Ist Chōchin-obake ein Tsukumogami?
Heute wird Chōchin-obake häufig den Tsukumogami, also lebendig gewordenen Gebrauchsgegenständen, zugeordnet. Historische Bildwelten und Begriffe sind jedoch nicht immer so sauber getrennt wie moderne Lexika. Die Einordnung ist daher hilfreich, aber keine unveränderliche Regel für jede Darstellung einer unheimlichen Laterne.
Wird jede Laterne nach hundert Jahren zum Yōkai?
Nein. Die hundert Jahre sind ein bekanntes Erzählmotiv im Umfeld der Tsukumogami, keine reale Frist und kein einheitliches Gesetz der japanischen Folklore.

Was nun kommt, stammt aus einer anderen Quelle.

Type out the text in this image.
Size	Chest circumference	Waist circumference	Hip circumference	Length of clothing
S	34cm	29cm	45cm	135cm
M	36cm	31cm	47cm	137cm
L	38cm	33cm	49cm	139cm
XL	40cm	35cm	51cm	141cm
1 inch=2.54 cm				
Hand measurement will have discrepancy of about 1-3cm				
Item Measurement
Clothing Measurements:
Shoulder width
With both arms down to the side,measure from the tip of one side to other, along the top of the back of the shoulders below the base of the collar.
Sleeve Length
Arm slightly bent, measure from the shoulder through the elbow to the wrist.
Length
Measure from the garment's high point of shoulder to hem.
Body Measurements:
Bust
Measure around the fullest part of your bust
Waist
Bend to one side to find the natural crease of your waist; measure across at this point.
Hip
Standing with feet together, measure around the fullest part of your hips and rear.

Geschichten nutzen Alter, Verschleiß, Wegwerfen oder Vernachlässigung unterschiedlich, um den Übergang vom Alltagsobjekt zur übernatürlichen Figur zu erklären.
Ist Chōchin-obake gefährlich?
Es gibt keine einzige verbindliche Charakterbeschreibung. Viele moderne Bilder zeigen Chōchin-obake grotesk, verspielt oder erschreckend, ohne ihn als besonders tödlich darzustellen. Andere Geschichten können unheimlicher sein. Auge, zerrissenes Papier und herausgestreckte Zunge erklären vor allem die starke Bildwirkung, nicht automatisch eine feste Gefahr.
Sind Chōchin-obake, Burabura und Oiwa dasselbe?
Nein. Chōchin-obake ist der allgemeine Name für die verwandelte Laternenfigur. Burabura ist eine eigene Laternenerscheinung in Toriyama Sekiens Bildwelt. Oiwa ist dagegen der rachsüchtige Geist aus Yotsuya Kaidan, der in berühmten Darstellungen aus einer beschädigten Laterne hervortritt. Die Motive sind verwandt, aber nicht austauschbar.
Ist die Dai-Yokai-Chōchin-obake eine funktionale Laterne?
Nein. Das Dai-Yokai-Stück ist eine zeitgenössische Dekorationsfigur, keine Papierlaterne, keine Leuchte und kein historisches Ritualobjekt. Es wird in der Werkstatt in der Bretagne aus einem PETG-Rohling gefertigt, anschließend geschliffen, grundiert, bemalt, lackiert und von Hand fertiggestellt. Es ist für Sammlung und Dekoration gedacht.
Wie stellt man eine Chōchin-obake-Figur aus?
Stelle sie auf eine stabile, ebene Fläche mit Abstand zur Kante. Seitliches Licht macht Auge, Mund und Zunge gut lesbar. Vermeide direkte Sonne, Heizungsnähe und Feuchtigkeit. Neben kräftigen Oni- oder Hannya-Masken funktioniert die Figur als kleinerer, humorvollerer Blickpunkt in einer Yōkai-Sammlung.